Autumn’s Leaves
Wherefrom the Colors?
Autumn is a season when New York’s Hudson Valley, and much of the Northeast, unfolds in all its glory. Not this autumn, though. What’s going on in the leaves this year? Is there anything I can do about it?.
Chlorophyll is what makes leaves green, but hidden behind that green, all season long, are some of autumn’s colors. Chlorophyll must be continually synthesized for a leaf to stay green. The shorter days and lowering sun of waning summer are what trigger leaves to stop producing chlorophyll and let some of the other colors come to the fore.
Yellows and oranges, no longer masked by chlorophyll green, come from carotenoids, which help chlorophyll do its job of harvesting sunlight to convert into plant energy. Thank carotenoids for the warm, yellow glow they give to gingko, aspen, hickory, and birch leaves.
Tannins are another pigment, actually metabolic wastes, that all summer are hidden by chlorophyll. Their contribution to the fall palette are the season’s subdued browns, notable in some oaks and enriching the yellow of beeches.
Because leaves harbor carotenoids and tannins all summer long, nothing particular about autumn weather should either intensify or subdue their autumn showing. I’m blaming this autumn’s poor show on the season’s extended warm weather. It was slow to arrest chlorophyll production and induce leaf drop. A couple of hard freezes brought the whole works to a screeching halt, so instead of showy yellow leaves, my witchhazel’s stems are now “adorned” with wrinkled, green leaves frozen in place. Other trees and shrubs suffered a similar fate, and their frozen, green leaves are dropping without any fanfare.
Autumn color also spills out reds and purples, most evident in red maples and some sugar maples, scarlet oak, sourwood, blueberry, and winged euonymus. Those reds and purples come from anthocyanins, yet another pigment. Except for trees like Purple Fountain beech and Royal Purple smokebush, whose leaves unfold dusky red right from the get go in spring and remain so all season long, in most leaves anthocyanins do not begin to develop until autumn.
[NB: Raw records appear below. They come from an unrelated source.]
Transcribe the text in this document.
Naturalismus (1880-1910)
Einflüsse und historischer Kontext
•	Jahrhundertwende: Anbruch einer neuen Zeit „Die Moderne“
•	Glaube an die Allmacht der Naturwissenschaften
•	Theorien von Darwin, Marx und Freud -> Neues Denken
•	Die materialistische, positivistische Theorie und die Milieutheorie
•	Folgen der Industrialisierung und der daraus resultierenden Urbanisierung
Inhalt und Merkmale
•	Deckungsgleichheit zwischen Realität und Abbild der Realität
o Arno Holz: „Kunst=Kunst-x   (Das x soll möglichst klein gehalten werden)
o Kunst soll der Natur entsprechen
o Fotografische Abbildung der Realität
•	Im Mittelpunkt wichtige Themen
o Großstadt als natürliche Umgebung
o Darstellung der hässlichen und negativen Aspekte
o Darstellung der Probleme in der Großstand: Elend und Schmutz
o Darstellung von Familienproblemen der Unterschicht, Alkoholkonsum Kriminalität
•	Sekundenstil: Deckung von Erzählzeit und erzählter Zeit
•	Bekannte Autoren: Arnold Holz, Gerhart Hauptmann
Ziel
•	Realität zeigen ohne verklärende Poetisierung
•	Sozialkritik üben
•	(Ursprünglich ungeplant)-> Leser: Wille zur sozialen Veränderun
Anthocyanin formation requires sugars, which accumulate best with a combination of warm, sunny days to maximize photosynthesis, and cool, but not frigid, nights to minimize nighttime burning up of accumulated sugars. A cloudy, rainy autumn means less red because less anthocyanin is formed, and any that does form is diluted. Warm nights, such as characterized much of autumn, reduce anthocyanins by burning up much of each day’s sugar production. The result: Less reds and purples, as evidenced by the blah color of this year’s blueberries in my garden and maples in the forests.
Can We Make the Color Better?
Is there anything we can do about the autumn show?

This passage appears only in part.